- The LaST Upgrade -


Last updated October 23, 2023


Video noise has long plagued the ST series of computers. The original STM machines were notoriously bad for video output. Things slowly improved over the STF/M range but it was still never great. There has been a lot of previous research and experiments done by myself to trying improve on it but ultimately I gave up... Until now.

What I have found is there is a lot of noise on the RGB lines. I first tried adding various capacitors and resistors to smooth it out. Where it did help. But it also made the image look a bit blurred. The shifter itself seems to be the cause of the problems. I tried simply buffering the RGB outputs with a Schmitt buffer to clean up the lines before they go into the transistor drivers. But it did not help much, if at all. I also have swapped out the 2N3904's with a generic BC548 transistor and this helped reduced the problem. I have tried a BC337 but there wasn't much different between that and the 2N3904's. There is also noise on the 5V rail as it travels from each RGB driver transistor. A 1uF capacitor on the collector of Q3 to 0V cleans the 5V line up, but does not really help much with video quality. The old style resistor ladder isn't ideal either. a lot of the problems are just inherently down to bad PCB layout.

take the layout of the motherboard below for example.
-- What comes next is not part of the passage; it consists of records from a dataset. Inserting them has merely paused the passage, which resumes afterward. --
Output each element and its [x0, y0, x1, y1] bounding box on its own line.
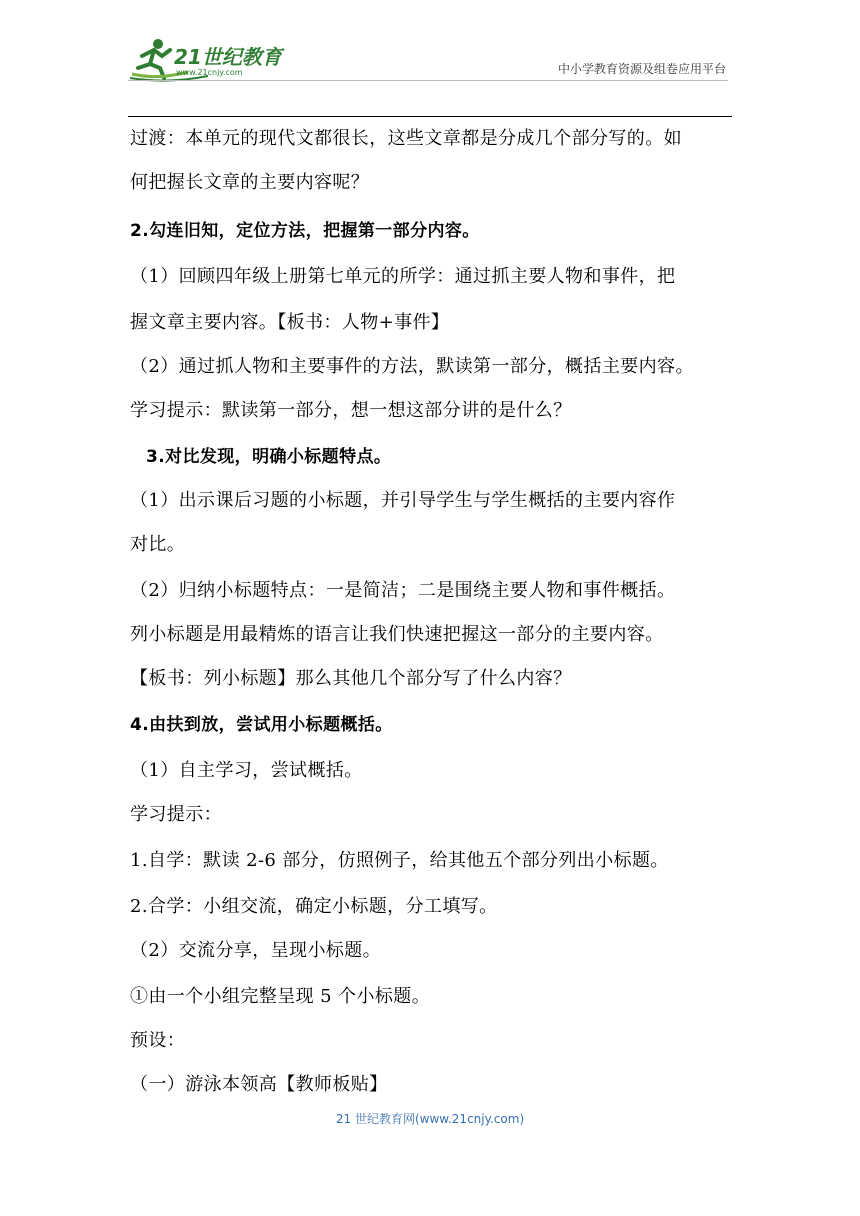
body-text-line: 何把握长文章的主要内容呢？ — [130, 172, 370, 193]
body-text-line: （2）通过抓人物和主要事件的方法，默读第一部分，概括主要内容。 — [130, 356, 694, 377]
body-text-line: 2.合学：小组交流，确定小标题，分工填写。 — [130, 896, 498, 917]
body-text-line: 列小标题是用最精炼的语言让我们快速把握这一部分的主要内容。 — [130, 624, 664, 645]
body-text-line: 握文章主要内容。【板书：人物+事件】 — [130, 312, 450, 333]
header-divider-thin — [128, 80, 728, 81]
body-text-line: 过渡：本单元的现代文都很长，这些文章都是分成几个部分写的。如 — [130, 128, 682, 149]
body-text-line: 学习提示： — [130, 804, 222, 825]
body-text-line: （1）出示课后习题的小标题，并引导学生与学生概括的主要内容作 — [130, 490, 676, 511]
body-text-line: 【板书：列小标题】那么其他几个部分写了什么内容？ — [130, 668, 572, 689]
logo-url-text: www.21cnjy.com — [176, 68, 243, 77]
runner-logo-icon — [128, 34, 288, 84]
body-text-line: （2）归纳小标题特点：一是简洁；二是围绕主要人物和事件概括。 — [130, 580, 676, 601]
logo-text: 21世纪教育 — [174, 45, 282, 69]
body-text-line: （2）交流分享，呈现小标题。 — [130, 940, 382, 961]
body-text-line: 预设： — [130, 1030, 186, 1051]
footer-link[interactable]: 21 世纪教育网(www.21cnjy.com) — [335, 1112, 525, 1126]
body-text-line: 学习提示：默读第一部分，想一想这部分讲的是什么？ — [130, 400, 572, 421]
header-platform-text: 中小学教育资源及组卷应用平台 — [557, 62, 726, 76]
section-heading: 4.由扶到放，尝试用小标题概括。 — [130, 715, 393, 735]
body-text-line: 对比。 — [130, 534, 186, 555]
body-text-line: （1）自主学习，尝试概括。 — [130, 760, 363, 781]
body-text-line: （一）游泳本领高【教师板贴】 — [130, 1074, 388, 1095]
page-header — [0, 0, 860, 120]
site-logo[interactable] — [128, 34, 288, 84]
section-heading: 3.对比发现，明确小标题特点。 — [146, 447, 392, 467]
body-text-line: （1）回顾四年级上册第七单元的所学：通过抓主要人物和事件，把 — [130, 266, 676, 287]
body-text-line: ①由一个小组完整呈现 5 个小标题。 — [130, 986, 431, 1007]
section-heading: 2.勾连旧知，定位方法，把握第一部分内容。 — [130, 221, 480, 241]
header-divider — [128, 116, 732, 117]
body-text-line: 1.自学：默读 2-6 部分，仿照例子，给其他五个部分列出小标题。 — [130, 850, 669, 871]
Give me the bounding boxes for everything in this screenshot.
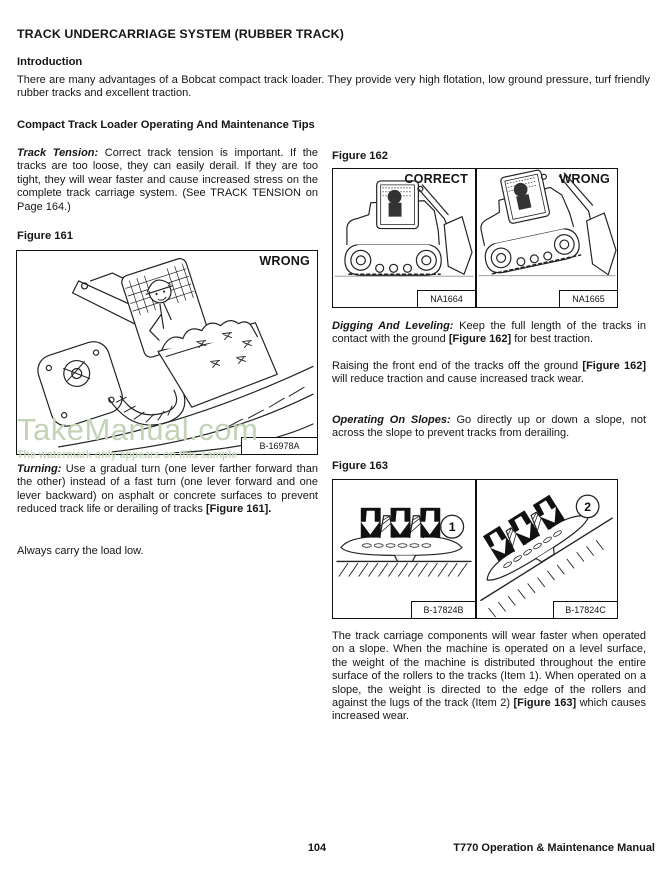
figure-163-item2-number: 2: [584, 499, 592, 514]
figure-163-slope-drawing: [477, 480, 617, 617]
wear-body2: which causes increased wear.: [332, 697, 646, 723]
digging-body1: Keep the full length of the tracks in contact with the ground: [332, 320, 646, 346]
slopes-body: Go directly up or down a slope, not across the slope to prevent tracks from derailing.: [332, 414, 646, 440]
figure-163-item1-number: 1: [448, 520, 456, 535]
page-title: TRACK UNDERCARRIAGE SYSTEM (RUBBER TRACK): [17, 27, 344, 41]
raising-paragraph: [332, 360, 646, 387]
figure-161-heading: Figure 161: [17, 230, 73, 242]
watermark: [17, 412, 258, 461]
turning-lead: Turning:: [17, 463, 62, 475]
digging-body2: for best traction.: [514, 333, 594, 346]
carry-low-note: Always carry the load low.: [17, 545, 144, 557]
figure-163-level-caption: B-17824B: [411, 601, 475, 618]
turning-figure-ref: [Figure 161].: [205, 503, 272, 516]
figure-162-box: [332, 168, 618, 308]
figure-162-correct-drawing: [333, 169, 475, 306]
track-tension-lead: Track Tension:: [17, 147, 99, 159]
slopes-lead: Operating On Slopes:: [332, 414, 451, 426]
wear-figure-ref: [Figure 163]: [513, 697, 577, 710]
raising-body1: Raising the front end of the tracks off the ground: [332, 360, 579, 372]
figure-162-wrong-drawing: [477, 169, 617, 306]
figure-162-correct-caption: NA1664: [417, 290, 475, 307]
figure-161-caption: B-16978A: [241, 437, 317, 454]
track-tension-paragraph: [17, 147, 318, 214]
wear-body1: The track carriage components will wear faster when operated on a slope. When the machine is operated on a level surface, the weight of the machine is distributed throughout the entire surface of the rollers to the tracks (Item 1). When operated on a slope, the weight is directed to the edge of the rollers and against the lugs of the track (Item 2): [332, 630, 646, 710]
figure-161-wrong-label: WRONG: [259, 254, 310, 268]
figure-162-correct-label: CORRECT: [404, 172, 468, 186]
figure-163-level-drawing: [333, 480, 475, 617]
watermark-sub: The watermark only appears on this sample: [17, 449, 238, 461]
digging-paragraph: [332, 320, 646, 347]
raising-body2: will reduce traction and cause increased track wear.: [332, 373, 584, 386]
figure-163-slope-caption: B-17824C: [553, 601, 617, 618]
track-tension-body: Correct track tension is important. If the tracks are too loose, they can easily derail. If they are too tight, they will wear faster and cause increased stress on the complete track carriage system. (See TRACK TENSION on Page 164.): [17, 147, 319, 213]
figure-162-wrong-panel: [477, 169, 617, 307]
footer-manual-title: T770 Operation & Maintenance Manual: [453, 842, 655, 854]
introduction-body: There are many advantages of a Bobcat compact track loader. They provide very high flotation, low ground pressure, turf friendly rubber tracks and excellent traction.: [17, 74, 650, 100]
figure-162-wrong-caption: NA1665: [559, 290, 617, 307]
turning-paragraph: [17, 463, 318, 517]
figure-162-wrong-label: WRONG: [559, 172, 610, 186]
turning-body: Use a gradual turn (one lever farther forward than the other) instead of a fast turn (one lever forward and one lever backward) on asphalt or concrete surfaces to prevent reduced track life or derailing of tracks: [17, 463, 318, 516]
digging-lead: Digging And Leveling:: [332, 320, 454, 332]
figure-163-level-panel: [333, 480, 475, 618]
watermark-main: TakeManual.com: [17, 412, 259, 447]
raising-figure-ref: [Figure 162]: [582, 360, 646, 372]
figure-163-heading: Figure 163: [332, 460, 388, 472]
figure-162-heading: Figure 162: [332, 150, 388, 162]
figure-162-correct-panel: [333, 169, 475, 307]
slopes-paragraph: [332, 414, 646, 441]
footer-page-number: 104: [307, 842, 327, 854]
digging-figure-ref: [Figure 162]: [448, 333, 512, 346]
introduction-heading: Introduction: [17, 56, 83, 68]
wear-paragraph: [332, 630, 646, 724]
tips-heading: Compact Track Loader Operating And Maintenance Tips: [17, 119, 315, 131]
figure-163-slope-panel: [477, 480, 617, 618]
figure-163-box: [332, 479, 618, 619]
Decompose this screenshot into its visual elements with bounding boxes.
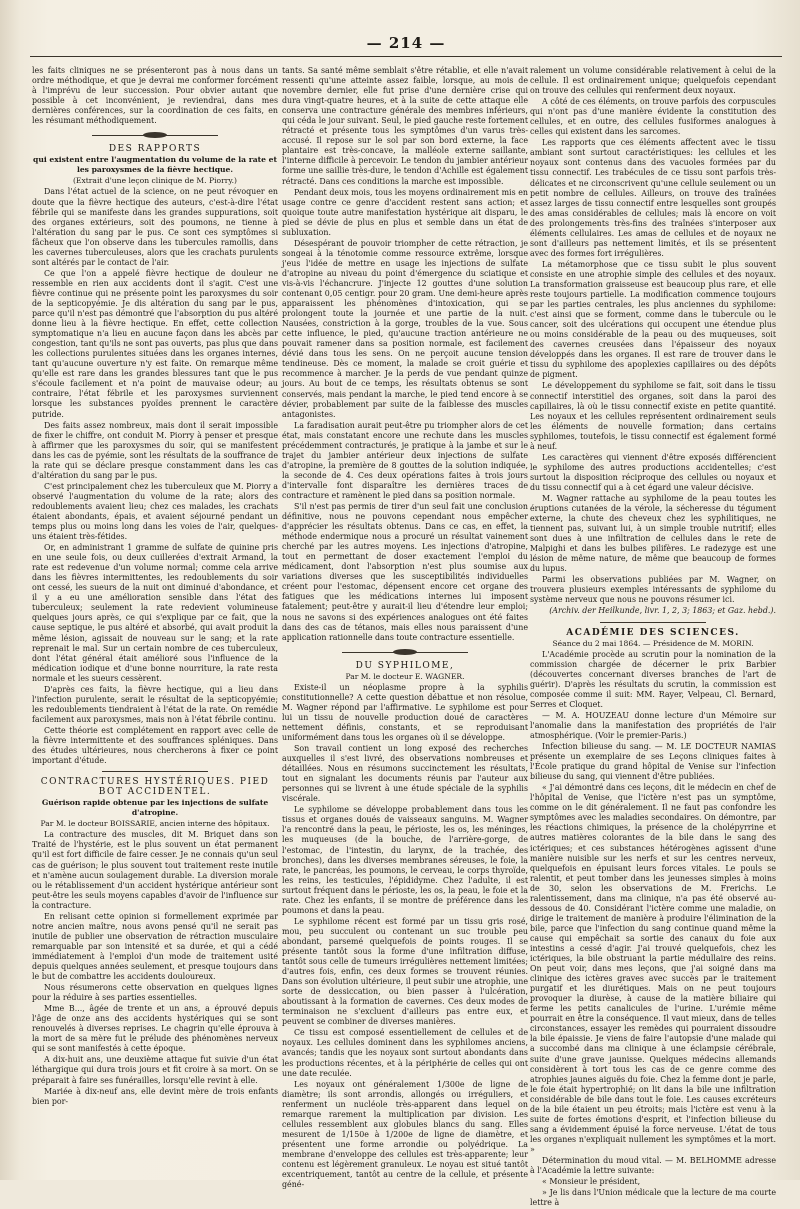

When the power supply enters the motherboard just to the left of the shifter. We basically have the CPU on the far right of the motherboard. This basically means that the majority of the digital noise is passing by the analogue shift area back to the power supply. Any digital noise is then coupled into the entire shifter video circuitry creating a bit of a mess! later motherboard revisions had the CPU towards the front middle of the motherboard which greatly reduce this type of problem.


The examples below other types of video interference. It is difficult to capture on the camera unfortunately.


This video DAC board increases sharpness and clarity of the Atari ST RGB video signals. On practically all machines have some sort of interference which is practically impossible to remove because of the cheap implementation of a RGB resistor ladder. We bypass that circuit and feed it with a more modern video DAC IC instead.

The image above is of the prototype video DAC board. It plugs into the shifter socket and the shifter plugs on top of the board. There are three resistors which are linked to the video output connector which will be explained below. These are removed and fed with the new RGB signals from the DAC IC.


There are generally three resistors of 27R value which are located and removed from the motherboards video area. It is important to note that the resistor numbers change across various motherboard revisions and should not be used. Similarly. The 3 transistors also need to be removed and again, do not assume the numbering is the same across all motherboards.

The best method of locating the resistors is to place a small piece of solid strand wire ( or a resistor leg) into the RGB socket and then using a multimeter continuity check all the resistors under the RF can around the shifter until you locate where the RGB signals are. Once you find those resistors remove themand then solder the RGB wires from the DAC board into the relevant locations which connect to the RGB video connector.


The fourth wire which is located on the right-hand side of the video DAC board is the BLANK signal which comes from pin 36 of the PLCC68 GLUE IC.

In the case of my motherboard there was three diodes which all connect to the BLANK signal next to the shifter.

If all goes well you should have a very nice crisp and clear video output :)


The images are spoiled by my crappy TV and camera unfortunately.

I did a video to explain how to install the kit here https://www.youtube.com/watch?v=qYKmz6PzUjY



Version 6 holds the 16way connector which fits the 4MB MMU RAM upgrade kit. This way you can use the DAC board and the RAM upgrade without having to stack 2 separate boards.



If that capacitor is in your way, you can simply remove it.

You can fit a smaller 100uF 16V capacitor if you so desire.